Re: For people who have FAITH in Michael & can talk about his work & offer our suppor
i was thinking 3 sets of optics on top of each other in one reflector to increase the throw.
That's not how aspherics work. They aren't nozzles that focus light, they are optics that create images. Set your aspheric light to correct focus and turn it off. Look into the lens and you will see a yellow blob filling most of the lens. This is an image of the (center of the) LED being projected. When the LED is lit, its light projects as an image of itself, which is the most-focused that its light can be. Use of other optics can invert or stretch the image, but it can't be feasibly made smaller. In fact, the highest lux possible would be with a very large fresnel lens a few meters away from an LED. When focused, this will project a much narrower beam (with many fewer lumens) than any small light. One way to imagine this is that the ratio of apparent LED size at the optic, to the size of the optic, leads to throw. This is not precisely correct but works well enough. A small LED farther away can be focused to a smaller point.
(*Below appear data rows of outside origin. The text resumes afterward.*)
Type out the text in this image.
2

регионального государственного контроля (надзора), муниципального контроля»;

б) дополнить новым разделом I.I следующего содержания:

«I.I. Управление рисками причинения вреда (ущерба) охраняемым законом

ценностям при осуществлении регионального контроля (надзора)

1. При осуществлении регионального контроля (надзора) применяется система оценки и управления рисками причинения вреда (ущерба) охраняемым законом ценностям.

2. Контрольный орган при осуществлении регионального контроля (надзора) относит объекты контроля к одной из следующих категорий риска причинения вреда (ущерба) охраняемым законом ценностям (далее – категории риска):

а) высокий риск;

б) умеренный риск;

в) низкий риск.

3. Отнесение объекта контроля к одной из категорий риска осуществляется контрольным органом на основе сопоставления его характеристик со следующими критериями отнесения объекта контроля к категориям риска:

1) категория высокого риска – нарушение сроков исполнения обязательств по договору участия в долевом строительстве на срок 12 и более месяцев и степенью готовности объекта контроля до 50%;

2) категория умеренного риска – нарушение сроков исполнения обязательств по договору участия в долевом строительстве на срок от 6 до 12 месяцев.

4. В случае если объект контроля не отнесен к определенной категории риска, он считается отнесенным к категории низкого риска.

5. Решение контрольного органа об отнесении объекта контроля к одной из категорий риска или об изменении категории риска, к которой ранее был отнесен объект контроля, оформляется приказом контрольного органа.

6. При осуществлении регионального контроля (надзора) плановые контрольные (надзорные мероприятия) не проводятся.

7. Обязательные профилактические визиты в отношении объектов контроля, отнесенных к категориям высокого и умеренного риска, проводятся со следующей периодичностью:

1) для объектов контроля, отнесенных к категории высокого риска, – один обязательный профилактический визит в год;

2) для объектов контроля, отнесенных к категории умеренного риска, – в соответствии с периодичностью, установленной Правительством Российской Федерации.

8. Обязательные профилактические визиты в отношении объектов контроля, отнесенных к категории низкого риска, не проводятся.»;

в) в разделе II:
The take-home lesson here is that as shown in the third sentence here, any 'pre-optic' increases the apparent size of the LED. A pre-optic in the main light path increases output and decreases intensity. There is no free lunch, and no way to make infinitely-narrow beams of light. In general, the greater the focal distance of the aspheric, the smaller the dispersion angle of the LED image would be (And the higher the lux at a given range). But the greater the focal distance, the less output and/or the bigger the lens would need to be.